Atmospheric Chemistry and Physics Discussions ◽

10.5194/acpd-4-1247-2004 ◽

2004 ◽

Vol 4 (1) ◽

pp. 1247-1268 ◽

Cited By ~ 1

Author(s):

L. P. Dyrud ◽

K. Denney ◽

S. Close ◽

M. Oppenheim ◽

L. Ray ◽

...

Keyword(s):

Plasma Physics ◽

Radar Data ◽

New Method ◽

Altitude Range ◽

Meteor Trail ◽

Radar Reflection ◽

Head Echo ◽

Meteor Trails ◽

Plasma Reflection ◽

Field Aligned Irregularities

Abstract. Understanding the global meteor flux at Earth requires the measurement of meteor velocities. While several radar methods exist for measuring meteor velocity, they may be biased by plasma reflection mechanisms. This paper presents a new method for deriving meteoroid velocity from the altitudinal extent of non-specular trails. This method employs our recent discoveries on meteor trail plasma instability.
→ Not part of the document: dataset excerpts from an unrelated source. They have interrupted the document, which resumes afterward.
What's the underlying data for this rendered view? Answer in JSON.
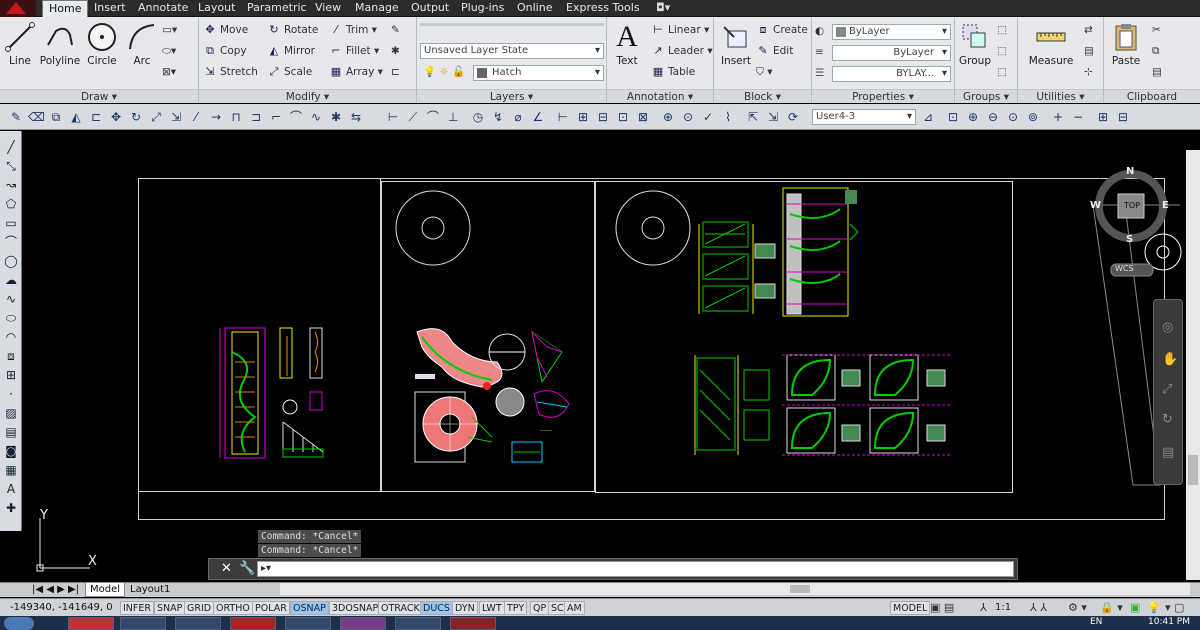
{
  "tabs": [
    "Home",
    "Insert",
    "Annotate",
    "Layout",
    "Parametric",
    "View",
    "Manage",
    "Output",
    "Plug-ins",
    "Online",
    "Express Tools"
  ],
  "active_tab": "Home",
  "draw": {
    "title": "Draw",
    "line": "Line",
    "polyline": "Polyline",
    "circle": "Circle",
    "arc": "Arc"
  },
  "modify": {
    "title": "Modify",
    "move": "Move",
    "rotate": "Rotate",
    "trim": "Trim",
    "copy": "Copy",
    "mirror": "Mirror",
    "fillet": "Fillet",
    "stretch": "Stretch",
    "scale": "Scale",
    "array": "Array"
  },
  "layers": {
    "title": "Layers",
    "state": "Unsaved Layer State",
    "hatch": "Hatch"
  },
  "annotation": {
    "title": "Annotation",
    "text": "Text",
    "linear": "Linear",
    "leader": "Leader",
    "table": "Table"
  },
  "block": {
    "title": "Block",
    "insert": "Insert",
    "create": "Create",
    "edit": "Edit"
  },
  "properties": {
    "title": "Properties",
    "color": "ByLayer",
    "linetype": "ByLayer",
    "lineweight": "BYLAY..."
  },
  "groups": {
    "title": "Groups",
    "group": "Group"
  },
  "utilities": {
    "title": "Utilities",
    "measure": "Measure"
  },
  "clipboard": {
    "title": "Clipboard",
    "paste": "Paste"
  },
  "workspace_dropdown": "User4-3",
  "viewcube": {
    "n": "N",
    "s": "S",
    "e": "E",
    "w": "W",
    "top": "TOP",
    "wcs": "WCS"
  },
  "ucs": {
    "x": "X",
    "y": "Y"
  },
  "command_history": [
    "Command: *Cancel*",
    "Command: *Cancel*"
  ],
  "layout_tabs": [
    "Model",
    "Layout1"
  ],
  "coordinates": "-149340, -141649, 0",
  "status_toggles": [
    {
      "label": "INFER",
      "on": false
    },
    {
      "label": "SNAP",
      "on": false
    },
    {
      "label": "GRID",
      "on": false
    },
    {
      "label": "ORTHO",
      "on": false
    },
    {
      "label": "POLAR",
      "on": false
    },
    {
      "label": "OSNAP",
      "on": true
    },
    {
      "label": "3DOSNAP",
      "on": false
    },
    {
      "label": "OTRACK",
      "on": false
    },
    {
      "label": "DUCS",
      "on": true
    },
    {
      "label": "DYN",
      "on": false
    },
    {
      "label": "LWT",
      "on": false
    },
    {
      "label": "TPY",
      "on": false
    },
    {
      "label": "QP",
      "on": false
    },
    {
      "label": "SC",
      "on": false
    },
    {
      "label": "AM",
      "on": false
    }
  ],
  "status_right": {
    "model": "MODEL",
    "scale": "1:1"
  },
  "clock": "10:41 PM",
  "lang": "EN"
}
Dyrud et al. (2002) demonstrated that meteor trails are unstable over a limited altitude range, and that the precise altitudes of instability are dependent on the meteoroid velocity that generated the trail. Since meteor trail instability results in field aligned irregularities (FAI) that allow for radar reflection, non-specular trail observations may be used to derive velocity. We use ALTAIR radar data of combined head echos and non-specular trails to test non-specular trail derived velocity against head echo velocities. Meteor velocities derived from non-specular trail altitudinal width match to within 5 km/s when compared with head echo range rates from the same meteor. We apply this technique to Piura radar observations of hundreds of non-specular trails to produce histograms of occurrence of meteor velocity based solely on this non-specular trails width criterion. The results from this study show that the most probable velocity of meteors seen by the Piura radar is near 50 km/s which is comparable with modern head echo studies.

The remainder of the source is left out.